Fighting spam using MySQL and PHP

Spam is a terrible, terrible thing. And I'm not even talking about spam emails. Luckily, I don't receive a lot of Viagra, free offers or casino coupons in my mailbox, so when that happens, I just send them straight to the trash bin.

I'm talking about comment spam. This form of spamming is even worse, 'cause it's out in the open, where everyone can read it, polluting innocent websites that have got nothing to do whatsoever with that malicious content.

In this article I will provide a way to arm yourself against this criminal behaviour.


How spam bots work

I’m not exactly an expert, but it’s obvious that spam machines target a specific script of yours, send their malicious variables through either POST or GET and repeat that action over and over again. You can’t stop them from finding out what variables your script expects and under which names they go.

You can always check for header information, like this…

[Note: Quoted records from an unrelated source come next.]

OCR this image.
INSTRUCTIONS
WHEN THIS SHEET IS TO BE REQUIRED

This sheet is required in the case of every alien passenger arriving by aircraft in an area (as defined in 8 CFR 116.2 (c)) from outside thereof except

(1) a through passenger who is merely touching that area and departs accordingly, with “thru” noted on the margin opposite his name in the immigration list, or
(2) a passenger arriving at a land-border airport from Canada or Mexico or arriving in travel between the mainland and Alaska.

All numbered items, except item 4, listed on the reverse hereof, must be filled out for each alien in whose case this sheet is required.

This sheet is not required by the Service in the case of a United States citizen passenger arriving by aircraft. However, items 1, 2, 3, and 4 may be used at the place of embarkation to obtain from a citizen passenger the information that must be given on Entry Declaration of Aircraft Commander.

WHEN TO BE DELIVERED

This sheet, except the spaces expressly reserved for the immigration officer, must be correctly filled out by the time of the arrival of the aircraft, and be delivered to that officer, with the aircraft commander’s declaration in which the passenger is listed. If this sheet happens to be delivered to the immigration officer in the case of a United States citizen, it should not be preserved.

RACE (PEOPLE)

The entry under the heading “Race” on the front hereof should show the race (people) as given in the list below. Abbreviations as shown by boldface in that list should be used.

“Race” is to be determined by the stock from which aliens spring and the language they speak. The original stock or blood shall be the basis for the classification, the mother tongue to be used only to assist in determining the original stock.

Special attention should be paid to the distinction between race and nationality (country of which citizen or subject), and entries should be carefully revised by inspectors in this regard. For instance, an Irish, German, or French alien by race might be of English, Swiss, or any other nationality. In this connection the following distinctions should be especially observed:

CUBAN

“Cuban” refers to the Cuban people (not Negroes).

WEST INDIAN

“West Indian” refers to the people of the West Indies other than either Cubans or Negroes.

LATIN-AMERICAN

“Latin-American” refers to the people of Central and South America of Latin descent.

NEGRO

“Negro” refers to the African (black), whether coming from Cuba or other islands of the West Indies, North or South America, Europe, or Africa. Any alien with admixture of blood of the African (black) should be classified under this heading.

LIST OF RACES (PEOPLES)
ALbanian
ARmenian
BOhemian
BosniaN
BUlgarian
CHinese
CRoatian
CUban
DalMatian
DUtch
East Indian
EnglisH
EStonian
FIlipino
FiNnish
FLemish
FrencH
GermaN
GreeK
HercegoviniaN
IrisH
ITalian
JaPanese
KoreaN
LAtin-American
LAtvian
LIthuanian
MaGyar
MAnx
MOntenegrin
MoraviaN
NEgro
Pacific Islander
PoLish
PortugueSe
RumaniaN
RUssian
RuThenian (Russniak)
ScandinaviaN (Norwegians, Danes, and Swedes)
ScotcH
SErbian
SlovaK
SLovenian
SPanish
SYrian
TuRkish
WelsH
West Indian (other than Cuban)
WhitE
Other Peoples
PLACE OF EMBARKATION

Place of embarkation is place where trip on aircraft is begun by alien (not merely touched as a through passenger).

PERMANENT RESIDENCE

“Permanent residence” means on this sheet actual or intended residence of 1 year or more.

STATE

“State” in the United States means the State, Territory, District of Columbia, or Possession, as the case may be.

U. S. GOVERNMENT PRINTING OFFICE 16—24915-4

if ($_SERVER['HTTP_REFERER'] != 'http://www.foo.bar)
{
  exit ("That's wrong!");
}

…but that’s unreliable. Spam bots are able to mimic these values and you will receive spam all the same.

You can’t stop these machines sending stuff to your script, so what can you do?

Expect the unexpected

Spam machines are configured to send variables with names and patterns of which it knows for sure that your script will accept them. The best you can do, is undo this guess work and make the variables you send highly dynamic.

I have developed a way to create random variables that are different on every page refresh. That way, spam bots can never guess how to formulate the right string. It’s best if you use a database to do this, but an array of values will work just as well. The advantage of using a database is that it (most likely) will expand over time, so more and more string combinations become available just by updating your content.

PHP and MySQL to the rescue

So, here goes. Pick a table in your database, it doesn’t matter what’s in it. I’m using my article database in this example, the “articleTitle” in particular:

$sql		= "SELECT id,articleTitle FROM ".ARTICLE_TABLE." ORDER BY RAND() LIMIT 1";
$result		= $db->query($sql);
$row		= $result->fetch();
$trap_key	= md5 ($row['articleTitle']);
$trap_value = strtoupper ( md5 ($row['articleTitle']) . substr (md5 ($row['articleTitle']),11));
$trap_key2	= md5 ('trap_id');
$trap_id	= $row['id'];

As you can see, I fetch one random title from my database using MySQL’s RAND ( ) function. With that random string I construct a key and a value, using a little MD5. I obscure the value even more by concatenating a substring of itself.

This is the HTML I produce using these values:

<input name="<?php echo $trap_key;?>" type="hidden" value="<?php echo $trap_value;?>"></input>
<input name="<?php echo $trap_key2;?>" type="hidden" value="<?php echo $trap_id;?>"></input>

You can check the source of this page; the value is different on every page refresh. Now spam bots will never know what variables to pass to my script!

The receiving end

Of course, my script needs to figure out if the submitted string is a correct combination of identifier and value. On the receiving end almost the exact same bit of code takes place:

$sql		= "SELECT MD5(articleTitle) AS hash FROM ".ARTICLE_TABLE." WHERE id = '" . $_POST[md5('trap_id')] . "'";
$result		= $db->query($sql);
$row		= $result->fetch();
$hash		= $row['hash'];
	
if (!isset ($_POST[$hash]) || $_POST[$hash] != strtoupper ( $hash . substr ($hash,11)))
{
	exit ("Your comment could not be submitted due to security measures.");
}

Using MySQL’s MD5 ( ) function, I fetch the article’s title where the id is the same as was send by the form. I then construct the value in the same way as was done on the other end of the form and check to see if they are the same:

if (!isset ($_POST[$hash]) || $_POST[$hash] != strtoupper ( $hash . substr ($hash,11)))
{
	exit ("Your comment could not be submitted due to security measures.");
}

And now, we wait

The script is running for a couple of days now, and so far I did not receive a single spam comment. I keep my fingers crossed though, spam bots might need a couple of days to adapt to the new form and maybe I will start receiving spam all the same in a couple of weeks. But I think not. Logically, this ought to work pretty well.

I will post an update as soon as I’ve found enhancements or bugs, and I would be happy to receive your feedback on this technique.